Entretien avec Alexander Goncharov - IHES
Alexander Goncharov IHES

Entretien avec Alexander Goncharov

Professeur en mathématiques à l’université de Yale depuis 2010, Alexander Goncharov est le premier titulaire de la chaire Gretchen et Barry Mazur. Il s’intéresse à différents domaines des mathématiques et de la physique mathématique, comme la théorie des motifs, la théorie de Hodge, la théorie des représentations, la théorie de Teichmüller supérieure et sa quantification.

Quelle est l’origine de votre intérêt pour les mathématiques ?

Enfant, j’étais fasciné par l’astronomie et la physique nucléaire. à l’époque, même dans ma petite ville d’Ukraine, on pouvait trouver de bons livres de vulgarisation scientifique sur ces sujets. Par exemple, je me souviens du livre Entertaining Nuclear Physics de Mukhin, qui fournissait des explications sérieuses, mais de façon ludique. Je l’ai lu plusieurs fois, comme je l’avais fait avec les Les Trois mousquetaires.
Plus tard, mes centres d’intérêts ont évolué vers les mathématiques : j’aimais résoudre des problèmes et lire le magazine Kvant (un magazine de vulgarisation scientifique).
En 1976, j’ai été admis à l’université de Moscou. Le premier lundi de septembre, j’ai assisté au séminaire d’Israel Gelfand, qui est devenu l’endroit où j’ai grandi mathématiquement. J’ai beaucoup appris de D. Fuchs, J. Bernstein, S. Gindikin, Y. Manin et A. Beilinson. Moscou était une ville fantastique pour l’apprentissage des mathématiques. Mais, pour un jeune mathématicien, il n’était pas facile de survivre à l’inévitable collision avec l’administration. I. Gelfand et S. Gindikin m’ont aidé là-dessus.

Quels sont vos intérêts de recherche ?

En mathématiques, j’aime être à la croisée de différents domaines. Depuis le milieu des années 80, j’étudie les intégrales issues de la géométrie algébrique, en utilisant des méthodes, souvent conjecturales, de la géométrie arithmétique. Cela permet de faire des prédictions sur les intégrales sans les calculer – ce que j’appelle « analyse arithmétique. » L’étude de ces intégrales est une vieille entreprise qui a motivé, de manière significative, le développement de la géométrie algébrique. Des idées entièrement nouvelles ont conduit à l’idée de Grothendieck des motifs et, plus important encore, aux conjectures de Beilinson sur les motifs mixtes.
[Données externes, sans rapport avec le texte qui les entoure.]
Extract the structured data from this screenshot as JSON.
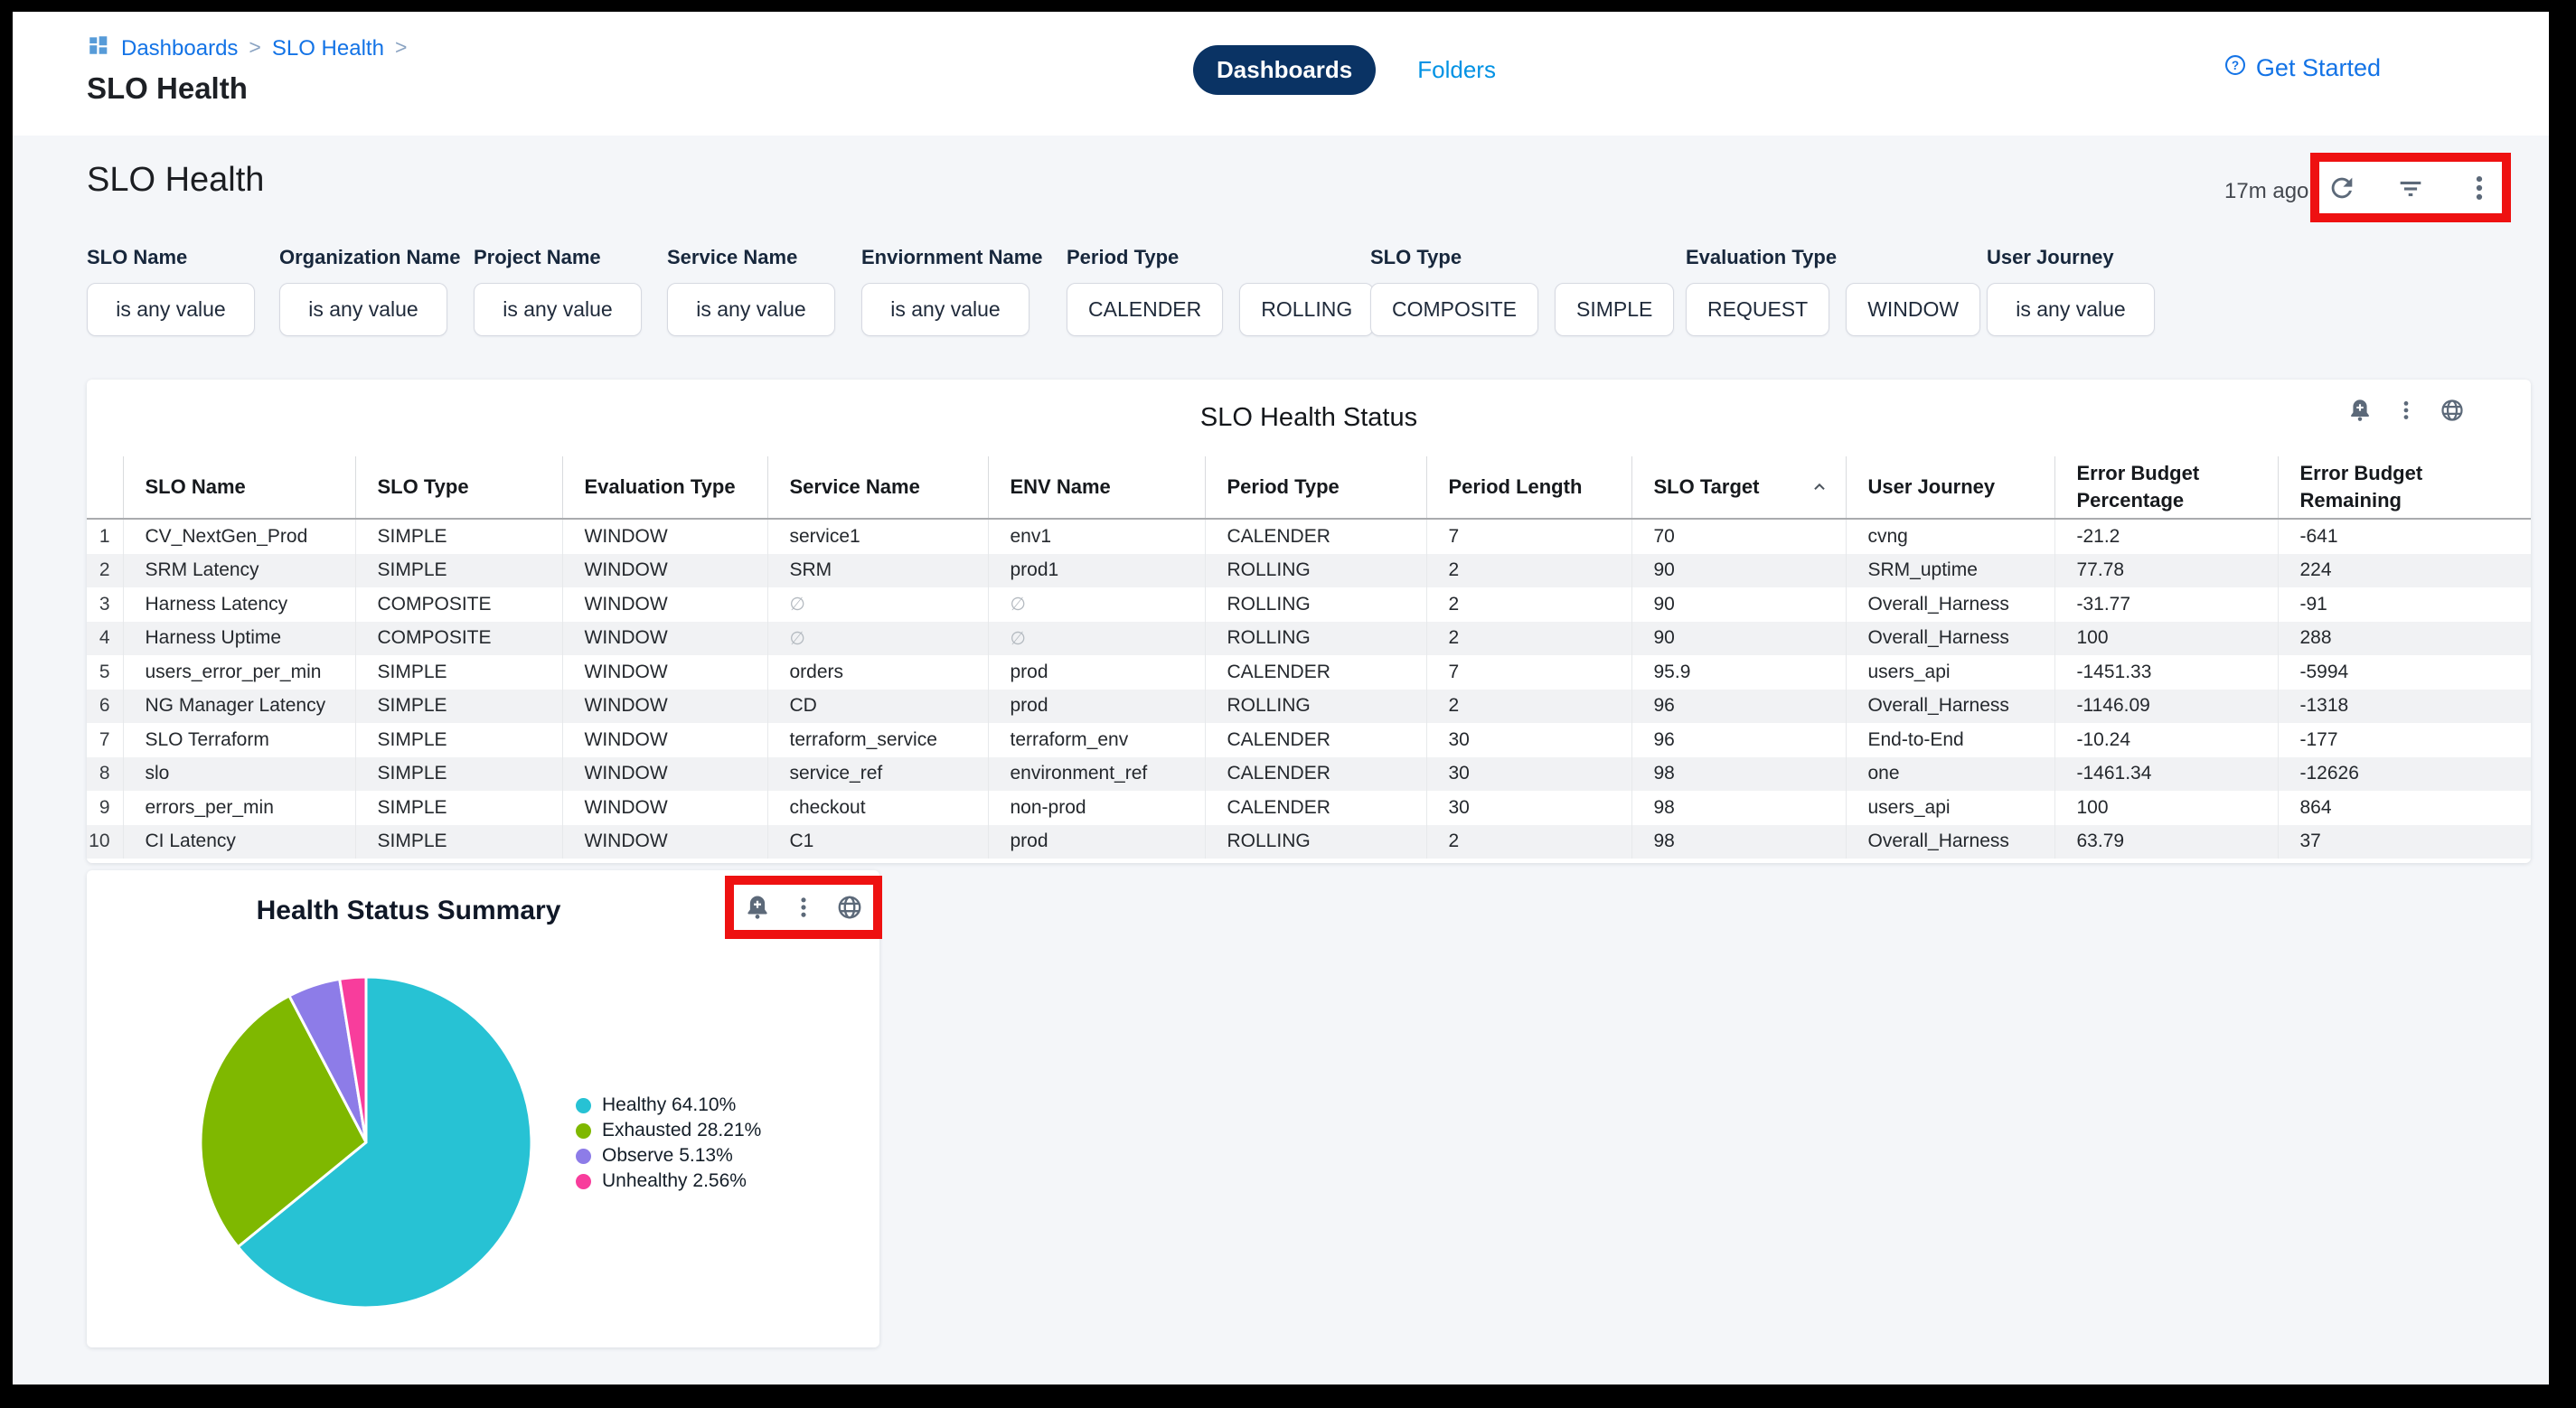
{
  "colors": {
    "accent_blue": "#1373e6",
    "folders_blue": "#0092e4",
    "navy_pill": "#0a3364",
    "annotation_red": "#ee1111",
    "page_bg": "#f4f6f9",
    "icon_gray": "#5c6979",
    "row_stripe": "#f1f2f4"
  },
  "topbar": {
    "breadcrumb": {
      "icon": "dashboards-grid-icon",
      "items": [
        "Dashboards",
        "SLO Health"
      ],
      "separator": ">"
    },
    "page_title": "SLO Health",
    "tabs": [
      {
        "label": "Dashboards",
        "active": true
      },
      {
        "label": "Folders",
        "active": false
      }
    ],
    "help": {
      "icon": "question-circle-icon",
      "label": "Get Started"
    }
  },
  "dashboard": {
    "heading": "SLO Health",
    "last_refreshed": "17m ago",
    "header_actions": [
      "refresh-icon",
      "filter-icon",
      "kebab-icon"
    ],
    "filters": [
      {
        "label": "SLO Name",
        "chips": [
          "is any value"
        ]
      },
      {
        "label": "Organization Name",
        "chips": [
          "is any value"
        ]
      },
      {
        "label": "Project Name",
        "chips": [
          "is any value"
        ]
      },
      {
        "label": "Service Name",
        "chips": [
          "is any value"
        ]
      },
      {
        "label": "Enviornment Name",
        "chips": [
          "is any value"
        ]
      },
      {
        "label": "Period Type",
        "chips": [
          "CALENDER",
          "ROLLING"
        ]
      },
      {
        "label": "SLO Type",
        "chips": [
          "COMPOSITE",
          "SIMPLE"
        ]
      },
      {
        "label": "Evaluation Type",
        "chips": [
          "REQUEST",
          "WINDOW"
        ]
      },
      {
        "label": "User Journey",
        "chips": [
          "is any value"
        ]
      }
    ]
  },
  "table_card": {
    "title": "SLO Health Status",
    "actions": [
      "bell-plus-icon",
      "kebab-icon",
      "globe-icon"
    ],
    "columns": [
      "SLO Name",
      "SLO Type",
      "Evaluation Type",
      "Service Name",
      "ENV Name",
      "Period Type",
      "Period Length",
      "SLO Target",
      "User Journey",
      "Error Budget\nPercentage",
      "Error Budget\nRemaining"
    ],
    "sort": {
      "column": "SLO Target",
      "direction": "asc"
    },
    "null_symbol": "∅",
    "rows": [
      [
        "1",
        "CV_NextGen_Prod",
        "SIMPLE",
        "WINDOW",
        "service1",
        "env1",
        "CALENDER",
        "7",
        "70",
        "cvng",
        "-21.2",
        "-641"
      ],
      [
        "2",
        "SRM Latency",
        "SIMPLE",
        "WINDOW",
        "SRM",
        "prod1",
        "ROLLING",
        "2",
        "90",
        "SRM_uptime",
        "77.78",
        "224"
      ],
      [
        "3",
        "Harness Latency",
        "COMPOSITE",
        "WINDOW",
        "∅",
        "∅",
        "ROLLING",
        "2",
        "90",
        "Overall_Harness",
        "-31.77",
        "-91"
      ],
      [
        "4",
        "Harness Uptime",
        "COMPOSITE",
        "WINDOW",
        "∅",
        "∅",
        "ROLLING",
        "2",
        "90",
        "Overall_Harness",
        "100",
        "288"
      ],
      [
        "5",
        "users_error_per_min",
        "SIMPLE",
        "WINDOW",
        "orders",
        "prod",
        "CALENDER",
        "7",
        "95.9",
        "users_api",
        "-1451.33",
        "-5994"
      ],
      [
        "6",
        "NG Manager Latency",
        "SIMPLE",
        "WINDOW",
        "CD",
        "prod",
        "ROLLING",
        "2",
        "96",
        "Overall_Harness",
        "-1146.09",
        "-1318"
      ],
      [
        "7",
        "SLO Terraform",
        "SIMPLE",
        "WINDOW",
        "terraform_service",
        "terraform_env",
        "CALENDER",
        "30",
        "96",
        "End-to-End",
        "-10.24",
        "-177"
      ],
      [
        "8",
        "slo",
        "SIMPLE",
        "WINDOW",
        "service_ref",
        "environment_ref",
        "CALENDER",
        "30",
        "98",
        "one",
        "-1461.34",
        "-12626"
      ],
      [
        "9",
        "errors_per_min",
        "SIMPLE",
        "WINDOW",
        "checkout",
        "non-prod",
        "CALENDER",
        "30",
        "98",
        "users_api",
        "100",
        "864"
      ],
      [
        "10",
        "CI Latency",
        "SIMPLE",
        "WINDOW",
        "C1",
        "prod",
        "ROLLING",
        "2",
        "98",
        "Overall_Harness",
        "63.79",
        "37"
      ]
    ]
  },
  "pie_card": {
    "title": "Health Status Summary",
    "actions": [
      "bell-plus-icon",
      "kebab-icon",
      "globe-icon"
    ]
  },
  "chart_data": {
    "type": "pie",
    "title": "Health Status Summary",
    "labels": [
      "Healthy",
      "Exhausted",
      "Observe",
      "Unhealthy"
    ],
    "values": [
      64.1,
      28.21,
      5.13,
      2.56
    ],
    "colors": [
      "#27c2d4",
      "#7fb800",
      "#8d7ce8",
      "#f83d9c"
    ],
    "legend": [
      "Healthy 64.10%",
      "Exhausted 28.21%",
      "Observe 5.13%",
      "Unhealthy 2.56%"
    ],
    "legend_position": "right",
    "start_angle": 0,
    "direction": "clockwise"
  }
}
En utilisant ces idées comme principes directeurs, on peut prédire les valeurs des intégrales en effectuant des calculs algébriques simples, ce qui est au cœur même de ce que je fais : j’utilise les intégrales pour mieux comprendre la théorie des motifs, et j’applique la philosophie des motifs à l’étude des intégrales.

Comment votre relation avec l’Institut a-t-elle évolué au fil des ans ?

Je suis venu à l’IHES pour la première fois en 1990, juste après l’ouverture des frontières de l’URSS. Depuis, ma principale motivation pour y revenir est M. Kontsevich – nous nous sommes rencontrés il y a presque 40 ans, et nous discutons de mathématiques depuis.
Mais à l’IHES, on a aussi l’occasion de faire beaucoup de rencontres, ce qui rend la vie agréablement imprévisible. Par exemple, en 1996, j’ai rencontré D. Kreimer, et j’ai découvert les étonnants calculs que lui et D. Broadhurst faisaient en théorie quantique des champs. J’ai suggéré que l’on devrait appliquer les techniques d’analyse arithmétique dans les calculs perturbatifs des intégrales de Feynman. En particulier, il fallait adapter les fonctions de corrélation à leurs avatars motiviques – les fonctions de corrélation motiviques – qui se trouvent dans l’algèbre de Galois Hopf motivique. Cela a donné lieu à de nouvelles perspectives et soulevé de nouvelles questions.
Depuis janvier 2019, je suis le premier titulaire de la chaire Gretchen et Barry Mazur à l’Institut, et c’est un grand honneur pour moi.

Qu’est-ce qui vous passionne le plus dans ce que vous faites ?

Cela me plaît beaucoup quand je pressens un mystère mathématique. Par exemple, les symétries motiviques n’apparaissent qu’a posteriori. Pourtant, dans la réalisation réelle de Hodge, on peut les rendre visibles en écrivant une seule intégrale de Feynman. Il semble donc que les idées mathématiques, qui sous-tendent le paradigme de la théorie quantique des champs, joueront un rôle essentiel dans notre description du monde des motifs.